江戸時代には田名村の鎮守として祀られ、慶安2年(1649年)には社領6石を越えるの御朱印状を賜り、明治時代には村社に列格していたとされる歴史のある神社である。
田名八幡宮の社殿の背後、天地大明神の祠の向かって左に奇妙な形の細長い石が3体建っているのが見て取れる。
一番左、一度折れて針金で補修されたものが「ばんばあ石」、真ん中のゴツゴツした武骨な石が「じんじい石」、右端の「代理石」と書き込まれたものが通称「めかけ石」と呼ばれている。
昭和の中頃までは、「めかけ石」は真ん中に据えられていたが右端に移されて、今は名前も「代理石」と改めたようであるが、それにはこのような民話が残されている。
昔、この地に大変信仰心が篤い男が住んでいて、日夜神様に対する信心を怠ることはなかった。
ある夜、神様が夢枕に立って仰せられるには
「わたしは、いま『一の釜』の西を流れる相模川の一番深いところにいるが、お前の信心の篤さを見込んで頼みがある。わたしは体は石であるが、わたしの夫としている石はこの川の河口からはるか離れた江の島の方にいる。それでわたしは夫を慕って上流からはるばるここまで来てみたが、流れが緩くなってこれより先に行くことができない。それでわたしを八幡宮の境内まで連れて行ってもらいたい」
その男は夢のお告げにいたく感激し、さっそく相模川の一の釜と呼ばれる淀みのところに行き、水中深くもぐって探してみたところ、果たして老婆らしい格好の細長い石が見つかった。
そこでさっそく川から取り出して、現在の位置に安置したのである。
その後、ある年に長い長い日照りが続き、田のものも畑のものもすべて枯れかかっていた。村人たちは一心に神仏に願をかけて雨乞いを行ったが、すこしも雨が降る気配はなく、やがて作物は枯れ、飲む水にも事欠くありさまになっていった。
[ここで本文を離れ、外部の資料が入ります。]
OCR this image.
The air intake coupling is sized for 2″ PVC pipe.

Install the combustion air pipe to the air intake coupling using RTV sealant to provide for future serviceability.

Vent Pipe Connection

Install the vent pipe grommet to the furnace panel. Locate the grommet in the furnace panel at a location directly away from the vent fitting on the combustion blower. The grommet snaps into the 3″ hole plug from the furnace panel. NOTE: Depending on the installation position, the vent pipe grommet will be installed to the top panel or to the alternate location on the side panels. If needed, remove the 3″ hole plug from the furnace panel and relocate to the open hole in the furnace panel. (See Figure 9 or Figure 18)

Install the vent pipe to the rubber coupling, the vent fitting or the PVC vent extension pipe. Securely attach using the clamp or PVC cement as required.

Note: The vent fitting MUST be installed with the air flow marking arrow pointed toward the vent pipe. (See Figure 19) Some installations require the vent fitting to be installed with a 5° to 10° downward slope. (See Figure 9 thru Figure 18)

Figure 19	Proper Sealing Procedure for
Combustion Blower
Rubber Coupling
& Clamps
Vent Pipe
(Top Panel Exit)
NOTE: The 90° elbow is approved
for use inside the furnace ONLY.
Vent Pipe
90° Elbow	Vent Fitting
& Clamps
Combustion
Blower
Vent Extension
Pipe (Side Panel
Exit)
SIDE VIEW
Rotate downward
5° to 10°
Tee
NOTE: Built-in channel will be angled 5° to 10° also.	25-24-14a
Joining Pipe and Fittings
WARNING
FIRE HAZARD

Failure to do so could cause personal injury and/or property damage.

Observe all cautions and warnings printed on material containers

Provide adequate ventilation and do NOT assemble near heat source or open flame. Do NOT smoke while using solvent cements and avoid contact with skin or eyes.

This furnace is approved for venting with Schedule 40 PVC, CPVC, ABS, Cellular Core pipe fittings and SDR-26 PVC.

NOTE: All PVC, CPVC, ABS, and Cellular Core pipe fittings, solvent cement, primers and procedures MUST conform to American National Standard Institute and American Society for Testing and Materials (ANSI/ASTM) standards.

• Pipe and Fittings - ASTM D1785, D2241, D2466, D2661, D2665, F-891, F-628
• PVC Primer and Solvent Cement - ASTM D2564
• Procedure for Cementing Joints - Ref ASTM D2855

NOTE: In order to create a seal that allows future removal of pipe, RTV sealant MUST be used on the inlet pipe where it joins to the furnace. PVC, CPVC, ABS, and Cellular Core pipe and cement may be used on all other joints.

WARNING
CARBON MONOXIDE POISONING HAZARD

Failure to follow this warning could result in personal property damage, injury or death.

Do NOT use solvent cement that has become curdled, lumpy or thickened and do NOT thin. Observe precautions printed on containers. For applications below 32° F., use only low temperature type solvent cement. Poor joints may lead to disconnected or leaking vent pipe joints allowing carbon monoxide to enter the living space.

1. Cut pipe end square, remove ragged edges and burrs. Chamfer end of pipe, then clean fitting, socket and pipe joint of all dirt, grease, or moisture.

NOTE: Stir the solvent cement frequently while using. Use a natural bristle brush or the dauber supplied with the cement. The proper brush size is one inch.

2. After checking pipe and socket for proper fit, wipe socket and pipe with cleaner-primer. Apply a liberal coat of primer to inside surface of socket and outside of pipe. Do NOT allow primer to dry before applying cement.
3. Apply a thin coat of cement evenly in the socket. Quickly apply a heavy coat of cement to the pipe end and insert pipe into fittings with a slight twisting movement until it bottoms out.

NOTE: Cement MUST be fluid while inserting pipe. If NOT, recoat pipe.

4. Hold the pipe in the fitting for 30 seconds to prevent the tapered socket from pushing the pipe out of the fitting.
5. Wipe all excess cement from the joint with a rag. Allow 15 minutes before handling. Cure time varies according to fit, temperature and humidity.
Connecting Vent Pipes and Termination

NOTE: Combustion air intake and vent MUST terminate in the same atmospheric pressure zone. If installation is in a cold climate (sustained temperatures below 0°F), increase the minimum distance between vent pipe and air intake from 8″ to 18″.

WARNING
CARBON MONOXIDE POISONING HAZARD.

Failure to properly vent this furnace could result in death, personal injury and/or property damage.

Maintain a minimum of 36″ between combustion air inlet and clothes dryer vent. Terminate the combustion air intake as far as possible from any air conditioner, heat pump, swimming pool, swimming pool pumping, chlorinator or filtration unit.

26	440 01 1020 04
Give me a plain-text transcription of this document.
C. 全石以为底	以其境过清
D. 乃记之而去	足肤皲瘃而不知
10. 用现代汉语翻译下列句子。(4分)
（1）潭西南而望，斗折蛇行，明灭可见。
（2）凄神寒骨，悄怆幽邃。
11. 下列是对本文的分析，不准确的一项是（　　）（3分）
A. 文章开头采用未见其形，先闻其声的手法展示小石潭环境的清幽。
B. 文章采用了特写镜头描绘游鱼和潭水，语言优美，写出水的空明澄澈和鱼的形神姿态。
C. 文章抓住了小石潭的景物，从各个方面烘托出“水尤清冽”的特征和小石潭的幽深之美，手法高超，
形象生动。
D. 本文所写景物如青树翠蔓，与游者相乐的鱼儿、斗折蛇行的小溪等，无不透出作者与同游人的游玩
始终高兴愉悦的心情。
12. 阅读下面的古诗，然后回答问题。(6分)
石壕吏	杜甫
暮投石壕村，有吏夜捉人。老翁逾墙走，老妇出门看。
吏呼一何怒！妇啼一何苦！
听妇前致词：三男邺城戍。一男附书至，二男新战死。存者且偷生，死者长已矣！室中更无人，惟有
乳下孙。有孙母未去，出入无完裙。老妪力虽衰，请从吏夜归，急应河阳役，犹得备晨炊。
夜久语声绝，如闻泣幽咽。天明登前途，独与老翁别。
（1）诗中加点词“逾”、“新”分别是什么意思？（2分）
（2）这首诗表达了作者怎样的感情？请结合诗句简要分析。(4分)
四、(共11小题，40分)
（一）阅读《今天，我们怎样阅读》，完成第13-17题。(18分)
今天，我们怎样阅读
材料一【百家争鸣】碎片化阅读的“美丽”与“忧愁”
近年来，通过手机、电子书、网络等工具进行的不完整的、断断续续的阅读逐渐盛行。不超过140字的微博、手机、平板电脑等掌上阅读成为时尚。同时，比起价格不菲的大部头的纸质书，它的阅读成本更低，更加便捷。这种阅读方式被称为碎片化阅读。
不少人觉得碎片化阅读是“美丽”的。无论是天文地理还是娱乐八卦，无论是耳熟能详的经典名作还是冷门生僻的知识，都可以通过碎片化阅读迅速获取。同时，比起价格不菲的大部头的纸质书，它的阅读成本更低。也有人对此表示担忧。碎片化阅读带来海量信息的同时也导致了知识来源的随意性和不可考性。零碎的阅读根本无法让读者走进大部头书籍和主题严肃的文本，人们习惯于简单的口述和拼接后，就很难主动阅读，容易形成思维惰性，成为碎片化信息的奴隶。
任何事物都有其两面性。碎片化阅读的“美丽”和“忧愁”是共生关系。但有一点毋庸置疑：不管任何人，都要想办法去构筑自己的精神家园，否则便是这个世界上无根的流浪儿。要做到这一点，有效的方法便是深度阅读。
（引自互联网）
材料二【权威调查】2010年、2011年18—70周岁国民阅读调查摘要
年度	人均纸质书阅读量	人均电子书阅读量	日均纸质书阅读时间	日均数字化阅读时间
そんなある日、ふたたび「ばんばあ石」が男の夢枕に現れて、「いままでのおまえの志に報いるため、よい事を教えてやろう。わたしを一の釜に入れなさい。そうすれば雨を降らせることができるだろう」と告げたのである。
飛び起きた男は急いで村長にこの事を報告し、村をあげて天地大明神に祈願をかけ、この石を担ぎ出して一の釜に沈めたところ、不思議なことに空はにわかにかき曇り、雷鳴とどろき大雨を降らせて、人も作物も息を吹き返したのであった。
その後、「ばんばあ石」はそのまま川底にあったが、何年か後に川下のものが何も知らずに河原から細長い石を拾ってきて井戸端の踏石としたところ、家内全員が病床に伏す始末となってしまった。
そこで、たまたま通りかかった行者にこの事を告げると行者はしばらく祈祷をしていたが、「この井戸端の細長い石はただの石ではない。そんなものを踏みつけるから祟りがあったのだ。いますぐ、この石を八幡様の境内に戻しなさい」と言ったのである。
その家のものはさっそく石を八幡様に返すと、病人はたちまち元気になったという。
それからは、この石は霊験あらたかとして日照りの時でもなるべく動かさないようにし、よほど日照りが続いたときにのみ番人をつけて一の釜に入れ、雨が降った後はさっそく引き上げて八幡宮の境内に戻したという事である。
その後、いつの頃か江の島から「じんじい石」が迎えられ、「ばんばあ石」と並べられるようになったが、この辺りの詳しい言い伝えは残っていないそうである。
ただ、面白いことに、雨乞いのために「ばんばあ石」が川に投じられている間は「じんじい石」が淋しかろうという事で、親切な村人が代わりの石を「じんじい石」の脇に置いたのであった。それが今の「めかけ石」(代理石)である。
一説には「じんじい石」が来てからは、「ばんばあ石」が降らせる雨は嵐を呼んで大洪水となり、大きな被害を受けるようになったという。
これは、残された「じんじい石」の寂しさが涙と怒りになって現れたのではと噂され、「めかけ石(代理石)」を置くことで、慰められて怒りがおさまり、洪水にならないのでは考えられた、とも言い伝えられているのである。
時は立ち、治水も良くなって雨乞いの必要がなくなった現代において、もはや「ばんばあ石」は川に沈められることはなくなったが、だからといってせっかくお迎えした「めかけ石」を捨てるわけにもいかず、今でも3体仲良く並んでいるのだという。
大正時代末期まで、雨乞いの時は村会議員や村の名士が一堂に会し、村長はじめ皆が礼服着用の上で「ばんばあ石」を川に沈めたそうである。
中には、この雨は後に残された「じんじい石」と「めかけ石」の仲に嫉妬した「ばんばあ石」が流す涙であるとも、後で何を言われるかと心配した「めかけ石」が流す涙であったとも言われているが、このように民話は今でもこの地に息づき、時折家庭の食卓で話題に上ることもあるといい、今なお一定の信仰を得ているようであり、このように時代背景や語る人により変化していく民話の柔軟性が、より一層の奥深さを醸し出しているのである。